Voilà bien le symptôme d’un mal qui commence à être profond. Entre lundi soir et mardi matin, les soutiens d’Arnaud Montebourg et Benoît Hamon se sont écharpés par médias et réseaux sociaux interposés, et ça n’est pas un hasard. Entre les deux candidats à la primaire PS, longtemps considérés comme proche, humainement et idéologiquement, le courant passe de plus en plus mal. En cause, la montée en puissance du second, qui menace la place jusqu’alors quasi certaine du premier au deuxième tour de la primaire. Mais aussi de vraies divergences sur le fond.

  • La "gauche carambar" se rebiffe

Tout a commencé lundi sur Europe 1. François Kalfon, directeur de campagne d’Arnaud Montebourg, joue les snipers.
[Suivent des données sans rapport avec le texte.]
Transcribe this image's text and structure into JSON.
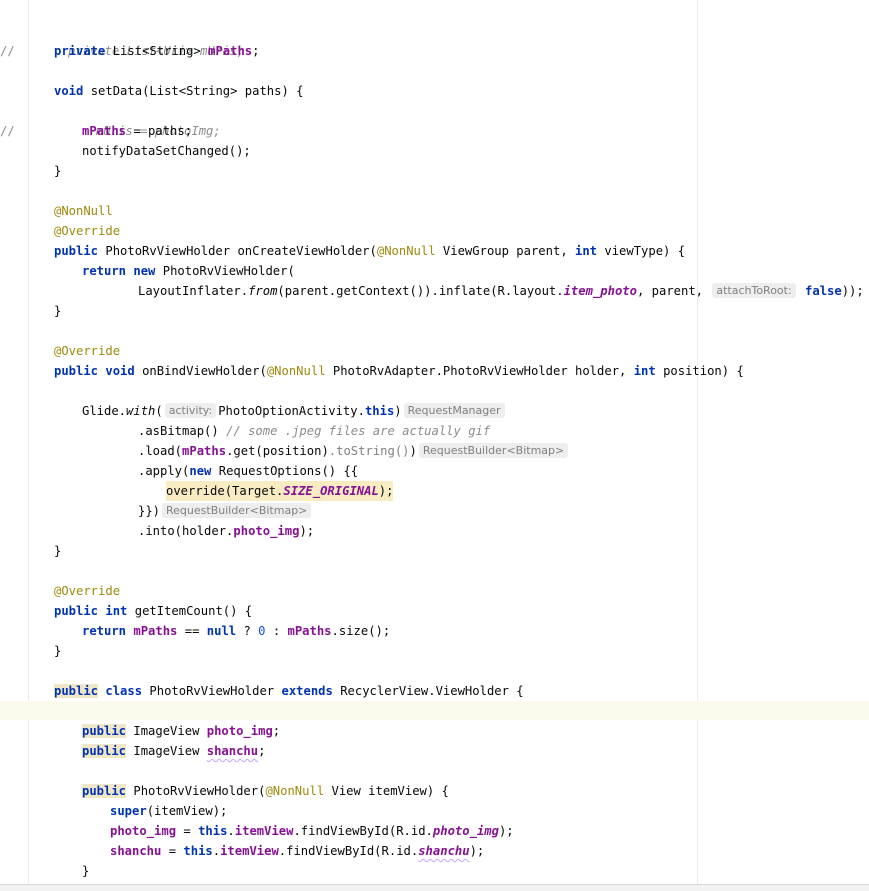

Dans son viseur, Benoît Hamon. "Ça s'appelle la gauche Carambar : vous ouvrez un Carambar, vous y voyez une idée, elle est originale sans doute, irréalisable certainement, et puis vous agitez cela", lâche cet ancien proche de Dominique Strauss-Kahn. "Alors, demain, je vais annoncer la fin du travail, je peux le faire mais ça n'est pas un projet politique", ironise-t-il encore. Sans surprise, la saillie n’a pas vraiment plu dans le camp de son adversaire. La réponse de Mathieu Hanotin, porte-parole de Benoît Hamon, est plutôt mesurée, d’autant que via un montage photo, elle égratigne aussi, au passage, Manuel Valls :

La riposte de Pascal Cherki, proche de l’ancien ministre de l’Education, est, elle, beaucoup plus virulente :

François Kalfon a fait amende honorable sur iTélé mardi matin. "J’ai vu qu’ils étaient pas très contents. En plus, ce sont mes amis. J’ai beaucoup d’affection pour Benoît Hamon. Ça a suscité une polémique de cour d’école sur Twitter. C’est vraiment pas au niveau du débat. Il faut élever le débat, d’ailleurs je m’excuse de l’avoir abaissé", a-t-il déclaré. L’incident est clos, mais le mal est fait.  

  • Une dynamique et des désaccords

La bonne dynamique d’Hamon. Si les choses se corsent entre les deux camps, c’est d’abord parce que Benoît Hamon monte en puissance. Et que c’est forcément au détriment d’Arnaud Montebourg. Au point que l’ancien ministre du Redressement productif sait sa place de finaliste menacée. Selon un sondage Harris interactive publié le 5 janvier, Benoît Hamon gagnait ainsi 11 points et émargeait à 22% des intentions de vote, trois points seulement derrière son plus proche adversaire. Et c’était avant les deux premiers débats.

Des débats au cours desquels Benoît Hamon a été plutôt convaincant. Selon une enquête Elabe publiée au soir de la deuxième soirée télévisée, lundi donc, l’ancien ministre de l’Education a été jugé le plus convaincant par 30% des sympathisants de gauche, les plus susceptibles de voter, avec une sensible avance sur Arnaud Montebourg (24%). Forcément, la bienveillance des débuts a laissé place à une sourde hostilité.

Des vraies divergences de fond. On les pensait très proches idéologiquement au moment où,  ensemble, à la fin de l’été 2014, ils avaient défié François Hollande et Manuel Valls, réclamant des inflexions du gouvernement en matière de politique économique et provoquant de fait leur démission du gouvernement. Et de fait, les deux hommes sont classées à la gauche du Parti socialiste, étiquetés frondeurs.

Mais de vrais désaccords existent bel et bien, et ils sont parfois profonds. Sur la laïcité, sur le rapport à l’Europe ou encore sur la légalisation du cannabis, ils s’opposent. Quant au débat sur le revenu universel, le cheval de bataille de Benoît Hamon, il cache rien de moins qu’une divergence sur la société dans son ensemble. "Je préfère défendre une société du travail, où on rétribue correctement le travail, où on encourage par la fiscalité le travail, où on améliore les conditions de travail", a ainsi lancé l’ancien ministre du Redressement productif lundi lors d’un stand-up dans les rues de Lille.

Un meeting en pleine rue au cours duquel Arnaud Montebourg, sans épargner ses autres adversaires, a très clairement ciblé en priorité Benoît Hamon. Un antagonisme qui devrait rythmer la dernière semaine de campagne, et pourrait animer le dernier débat de la primaire du PS, programmé jeudi soir.